Asita’s parents mounted pressure on him to return home ever since videos of maltreatment of Nigerians and other Africans in Guangzhou and other parts of China surfaced on social media last week, fuelling safety concerns.
“My parents are worried because they think it is not safe living here anymore,” Asita told The Epoch Times on the phone. “They asked me to come back home.”
“The situation in my region is fair and the university tried to keep us safe but as for me, I don’t actually trust China again,” Asita says.
Last week, after some African immigrants in the southern Chinese city of Guangzhou tested positive for COVID-19, African students and businessmen were left homeless after being evicted from their homes and hotels by Chinese landlords and officials, sparking uproar and apprehension in Nigeria. The evictions have been termed racial targeting of blacks in China as the country continues its fight against the coronavirus outbreak.
In the videos and pictures, some Nigerians could be seen walking on the streets with their luggage while some were seen lying on street corners. There were also reports of seizures of their passports as well as forceful quarantines.
The claims of discrimination have prompted a public backlash in Nigeria as the videos trended online. Many Nigerians took to their social media accounts to call out the Chinese regime, using different hashtags.
“Do you know how much Nigeria contributes to China’s economy every year? Almost 90 percent of commodities in Nigeria are imported from China and look at how they (Nigerians) are paid back,” Ikechukwu Nwakezie wrote in the comments section of one of the trending videos on Facebook. In the video, some Nigerians were protesting the eviction from their hotel rooms.
Nigerian activists have called on their government to intervene, noting that the fallout of the crisis would undermine China’s diplomatic relations in Nigeria. Some of them recalled that China had criticized the United States of racially profiling as Chinese citizens in the United States and other countries.
Leading the outcry against the discrimination, the Consul-General of the Nigerian High Commission in China, Anozie Maduabuchi Cyril, accused Chinese officials of racially targeting Nigerians, adding that it was unfair since many Chinese in Nigeria were not treated that way after Nigeria witnessed its first COVID-19 case in February.
According to the Nigeria Center for Disease Control, there have been 318 confirmed COVID-19 cases and 10 deaths in Nigeria, while 70 people in the country have recovered. Most Nigerian cities are on lockdown.
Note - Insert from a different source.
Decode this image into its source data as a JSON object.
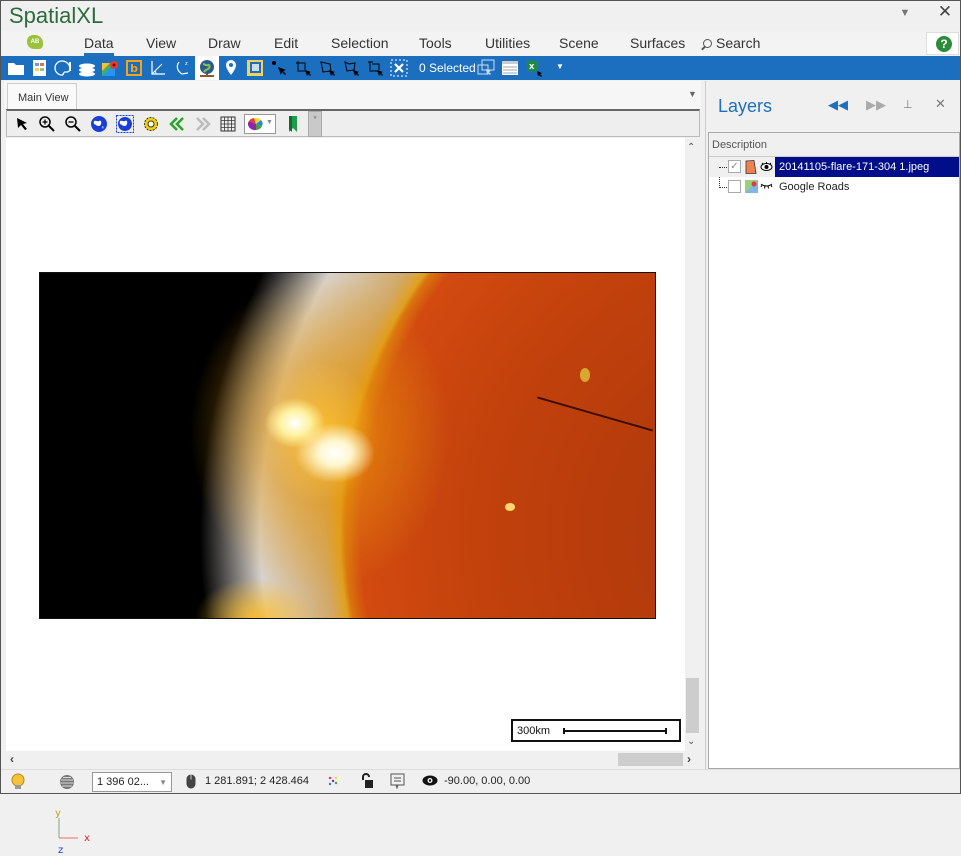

Challenging a Chinese official on the discrimination against Nigerians, Cyril said, “In Nigeria, we have a lot of Chinese. I don’t think you have ever received any information that the government of Nigeria go to their various houses and pick them for quarantine, so why are Africans and indeed Nigerians being targeted? We have European people here, people from America, Spain, and Italy and other countries, so why are you harassing them?”
The backlash coincides with a protest by the Nigerian Medical Association against the Nigerian government’s decision to enlist the support of Chinese doctors to help curb the scourge of coronavirus in Nigeria. The arrival of 15 Chinese medical professionals in Nigeria last week has further heightened the criticism.